Where is Elian Gonzalez and his Family? / Orlando Freire Santana

Elián (r), with his father and stepmother.

HAVANA, Cuba , September , www.cubanet.org — For some time now we’ve noticed the absence of Elián Gonzalez and other members of his family from the pages of newspapers, radio broadcasts and television channels. We even know the failed attempt by a foreign press correspondent to interview Elián, who is barely  seen in his native Cardenas. Anyone would think that this is the normal course of events when people are immersed in the everyday: the little rafter is a school student and cadet, while his father and other family members go about their usual jobs.

However, a recent development suggests that such ostracism could be responding to a policy laid down by the upper echelons of power. Granma newspaper, in its issue of Friday, 23 August, reported that the National Directorate of the Committee for the Defense of the Revolution (CDR) presented its Neighborhood Award — true, the CDRs don’t function at the neighborhood level, but their bosses run around the country holding meeting and handing out distinctions — to the “Museum for the Battle of Ideas,” located in the town of Cardenas in Matanzas. The ceremony was attended by leaders of the Communist Party, of the CDR, the heads of the Museum, and Señora Irma Sehweret, mother of René González, the “Cuban Five” agent released from prison in the United States and repatriated to Cuba. And Granma did not mention anyone else.

If the bombastic “Battle of Ideas” emerged as a result of the hype orchestrated by Cuban authorities around the efforts for Elián’s the return to Cuba, and the creation of the Museum in Cardenas served the purpose of collecting the history those tumultuous times of marches, rallies, Roundtable TV shows, and the discourse of the barricade, how can we conceive that neither Elián, nor his father, nor any other member of the family, were now present at the delivery of that recognition?
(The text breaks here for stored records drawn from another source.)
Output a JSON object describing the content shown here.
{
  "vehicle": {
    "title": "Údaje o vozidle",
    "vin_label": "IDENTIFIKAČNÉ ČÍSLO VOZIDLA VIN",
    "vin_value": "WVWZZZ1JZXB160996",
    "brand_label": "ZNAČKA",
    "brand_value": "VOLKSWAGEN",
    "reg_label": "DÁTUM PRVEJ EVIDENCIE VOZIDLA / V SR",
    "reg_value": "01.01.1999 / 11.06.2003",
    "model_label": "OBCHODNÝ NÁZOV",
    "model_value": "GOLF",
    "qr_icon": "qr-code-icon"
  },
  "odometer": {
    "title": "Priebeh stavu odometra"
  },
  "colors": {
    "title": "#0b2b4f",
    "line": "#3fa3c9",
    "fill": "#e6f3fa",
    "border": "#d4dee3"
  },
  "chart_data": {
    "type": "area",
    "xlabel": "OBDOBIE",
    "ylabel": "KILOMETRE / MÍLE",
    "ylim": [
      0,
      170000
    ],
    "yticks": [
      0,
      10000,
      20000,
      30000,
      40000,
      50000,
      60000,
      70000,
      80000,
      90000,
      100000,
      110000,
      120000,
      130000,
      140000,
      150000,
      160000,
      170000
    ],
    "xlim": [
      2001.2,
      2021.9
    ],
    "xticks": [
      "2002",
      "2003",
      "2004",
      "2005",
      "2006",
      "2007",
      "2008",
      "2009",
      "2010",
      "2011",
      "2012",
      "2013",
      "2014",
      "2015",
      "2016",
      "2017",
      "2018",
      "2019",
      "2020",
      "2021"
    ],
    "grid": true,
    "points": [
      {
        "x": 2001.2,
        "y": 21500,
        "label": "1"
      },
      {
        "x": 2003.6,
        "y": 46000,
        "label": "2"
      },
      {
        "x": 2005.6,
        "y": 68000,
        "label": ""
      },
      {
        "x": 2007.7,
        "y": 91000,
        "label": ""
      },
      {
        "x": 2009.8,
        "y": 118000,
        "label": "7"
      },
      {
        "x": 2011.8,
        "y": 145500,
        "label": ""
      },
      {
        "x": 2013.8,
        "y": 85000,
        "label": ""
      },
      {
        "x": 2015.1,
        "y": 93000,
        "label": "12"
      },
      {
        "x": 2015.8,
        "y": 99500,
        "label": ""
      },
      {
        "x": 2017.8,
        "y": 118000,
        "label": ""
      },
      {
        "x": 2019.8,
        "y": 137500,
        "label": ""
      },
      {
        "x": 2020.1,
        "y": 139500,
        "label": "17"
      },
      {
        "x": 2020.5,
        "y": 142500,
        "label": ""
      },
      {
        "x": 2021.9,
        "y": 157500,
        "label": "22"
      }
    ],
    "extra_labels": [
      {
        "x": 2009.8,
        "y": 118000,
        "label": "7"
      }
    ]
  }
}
Clearly, gone are the days when, after Eián returned, and every time a public event was celebrated, the presenters of the “activity” announced the presence of “Elián Gonzalez and his distinguished family.”

Surely, no well-informed observer of the Cuban reality can escape that many of these people converted, the overnight, into “Heroes” by Castro’s propaganda machine, are useful only when they serve to stoke the dispute with United States; an dispute that the Cuban government needs as a safety valve to cover up its mistakes. The show around “The Elián case” did the job while the child was being held in the United States. Then came, from the year 2000, the noise about releasing the five agents accused of espionage, who had been arrested in 1998. In other words, the new droning chorus burst forth when nothing more could be squeezed from the tribulations of rafter.

In this context it is reasonable to expect that the released René González appears in public less often; and that this would equally be the fate of Fernando González Llort, the next agent to be released in February 2014. Perhaps simply to keep the aura of “heroes” of those who face longer sentences, as is the case with Gerardo Hernandez. However, it is also likely that the star of the already expendable is not completely shut down, and that we will be reminded of them from time to time.

So then, did something special happen to Elián and his family, to disappear like that, so totally, from the Castro hoopla? Apparently not even their neighbors in Cardenas are able to offer an adequate response.

About the author

Orlando Freire. Born Matanzas, 1959. Bachelor in Economics. He has published a book of essays The evidence of our times, winner of the 2005 Vitral Award, and the novel Blood of Freedom, winner of the 2008 Gaveta Franz Kafka Prize. He also won the awards for Ensayo y Cuento in the Universal Dissident Magazine, and the Essay Prize of the magazine Palabra Nueva.